Anyone who’s worked in IT for even a short while knows the scenario all too well. A flicker, and then blank – the lights are out, the phones are dead, and the squeal of UPS alarms across the building is almost deafening. A power outage can put you to the test for how quickly you can get systems cleanly shutdown or in some cases, a backup power source up and running. Often times you’ll discover that a percentage of your UPS batteries just aren’t as strong as they needed to be and systems go down the hard way.
The real fun begins when power is restored and systems need to come back online. After a “dirty” shutdown there can be any number of problems that need your immediate attention, including checking for systems that are still down, checking on services that didn’t start, finding errors which need to be reviewed/resolved, and time syncing systems again to name just a few.
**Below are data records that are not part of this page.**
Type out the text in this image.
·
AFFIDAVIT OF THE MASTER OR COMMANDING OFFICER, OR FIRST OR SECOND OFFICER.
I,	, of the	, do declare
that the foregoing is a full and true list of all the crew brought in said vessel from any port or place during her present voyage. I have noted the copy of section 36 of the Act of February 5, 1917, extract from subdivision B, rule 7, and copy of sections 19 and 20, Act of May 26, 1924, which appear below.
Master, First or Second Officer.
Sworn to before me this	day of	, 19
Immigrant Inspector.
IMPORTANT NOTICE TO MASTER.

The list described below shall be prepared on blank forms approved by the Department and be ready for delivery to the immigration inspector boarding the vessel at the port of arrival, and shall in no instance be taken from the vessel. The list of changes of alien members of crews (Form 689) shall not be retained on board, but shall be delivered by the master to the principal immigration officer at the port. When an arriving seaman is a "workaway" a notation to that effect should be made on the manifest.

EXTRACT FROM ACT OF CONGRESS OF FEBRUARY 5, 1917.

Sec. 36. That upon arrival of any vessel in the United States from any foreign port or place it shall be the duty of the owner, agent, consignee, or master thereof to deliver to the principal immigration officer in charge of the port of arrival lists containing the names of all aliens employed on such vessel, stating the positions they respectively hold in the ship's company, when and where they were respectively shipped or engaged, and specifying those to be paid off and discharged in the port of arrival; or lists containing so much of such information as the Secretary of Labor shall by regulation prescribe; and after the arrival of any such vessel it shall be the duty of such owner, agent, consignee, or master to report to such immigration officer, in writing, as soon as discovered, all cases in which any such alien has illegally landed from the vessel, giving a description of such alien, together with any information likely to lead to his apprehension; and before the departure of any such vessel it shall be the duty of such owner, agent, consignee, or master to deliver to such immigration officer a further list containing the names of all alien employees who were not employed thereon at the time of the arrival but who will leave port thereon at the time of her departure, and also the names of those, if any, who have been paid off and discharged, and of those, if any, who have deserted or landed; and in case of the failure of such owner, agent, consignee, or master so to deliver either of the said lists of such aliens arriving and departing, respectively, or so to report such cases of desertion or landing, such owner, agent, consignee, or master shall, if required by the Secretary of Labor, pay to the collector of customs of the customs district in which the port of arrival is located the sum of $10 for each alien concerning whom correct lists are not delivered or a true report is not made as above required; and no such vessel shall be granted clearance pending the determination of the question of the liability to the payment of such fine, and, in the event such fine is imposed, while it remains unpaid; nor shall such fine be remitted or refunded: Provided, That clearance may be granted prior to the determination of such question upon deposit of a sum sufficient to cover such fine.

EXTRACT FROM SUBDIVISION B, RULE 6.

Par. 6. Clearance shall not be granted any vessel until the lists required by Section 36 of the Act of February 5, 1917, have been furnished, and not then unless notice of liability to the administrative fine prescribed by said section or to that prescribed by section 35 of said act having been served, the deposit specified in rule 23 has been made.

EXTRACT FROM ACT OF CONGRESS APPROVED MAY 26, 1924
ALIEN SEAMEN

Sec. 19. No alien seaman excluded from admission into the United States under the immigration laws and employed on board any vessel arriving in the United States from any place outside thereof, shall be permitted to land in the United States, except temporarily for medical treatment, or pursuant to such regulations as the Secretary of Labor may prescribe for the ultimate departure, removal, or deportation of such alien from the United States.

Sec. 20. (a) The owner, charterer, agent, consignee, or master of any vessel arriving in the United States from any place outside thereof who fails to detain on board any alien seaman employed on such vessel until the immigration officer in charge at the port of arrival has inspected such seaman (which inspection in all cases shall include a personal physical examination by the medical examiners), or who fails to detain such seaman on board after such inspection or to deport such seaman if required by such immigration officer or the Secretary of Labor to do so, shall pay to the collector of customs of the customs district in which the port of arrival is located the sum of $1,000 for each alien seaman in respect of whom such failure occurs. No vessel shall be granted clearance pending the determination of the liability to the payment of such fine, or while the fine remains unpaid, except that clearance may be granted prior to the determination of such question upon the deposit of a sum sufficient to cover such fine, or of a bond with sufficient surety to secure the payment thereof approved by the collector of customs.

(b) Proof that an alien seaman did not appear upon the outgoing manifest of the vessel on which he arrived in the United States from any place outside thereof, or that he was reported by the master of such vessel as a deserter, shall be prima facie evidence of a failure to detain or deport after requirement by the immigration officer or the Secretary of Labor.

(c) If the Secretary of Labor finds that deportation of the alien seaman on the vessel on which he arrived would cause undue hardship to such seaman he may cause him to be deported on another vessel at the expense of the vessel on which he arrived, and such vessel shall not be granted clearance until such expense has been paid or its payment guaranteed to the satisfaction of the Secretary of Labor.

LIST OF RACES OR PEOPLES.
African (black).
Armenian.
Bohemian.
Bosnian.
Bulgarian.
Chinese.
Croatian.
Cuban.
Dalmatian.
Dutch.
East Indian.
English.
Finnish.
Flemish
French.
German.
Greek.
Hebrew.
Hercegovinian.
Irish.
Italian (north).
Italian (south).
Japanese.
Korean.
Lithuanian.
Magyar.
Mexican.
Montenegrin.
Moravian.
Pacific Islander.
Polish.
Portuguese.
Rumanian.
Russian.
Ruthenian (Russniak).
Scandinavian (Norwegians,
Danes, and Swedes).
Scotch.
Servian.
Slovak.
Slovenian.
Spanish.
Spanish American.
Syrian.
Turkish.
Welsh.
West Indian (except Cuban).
Add to this a flurry of questions from bosses and coworkers wondering when they can get back online or when an application will be available again and you’ve got a recipe for a nice stress headache.
Recently TNT Software, actually half of our downtown area, experienced a power outage mid-day that put our UPS’s to the test – and unfortunately a few older, obscure ones failed within just a minute or two on some non-critical systems. After the rest of the systems were shutdown properly, the battle of the iPhone vs Android amongst employees began to see who was the fastest to find a news feed describing what the problem was and when the city would have power restored.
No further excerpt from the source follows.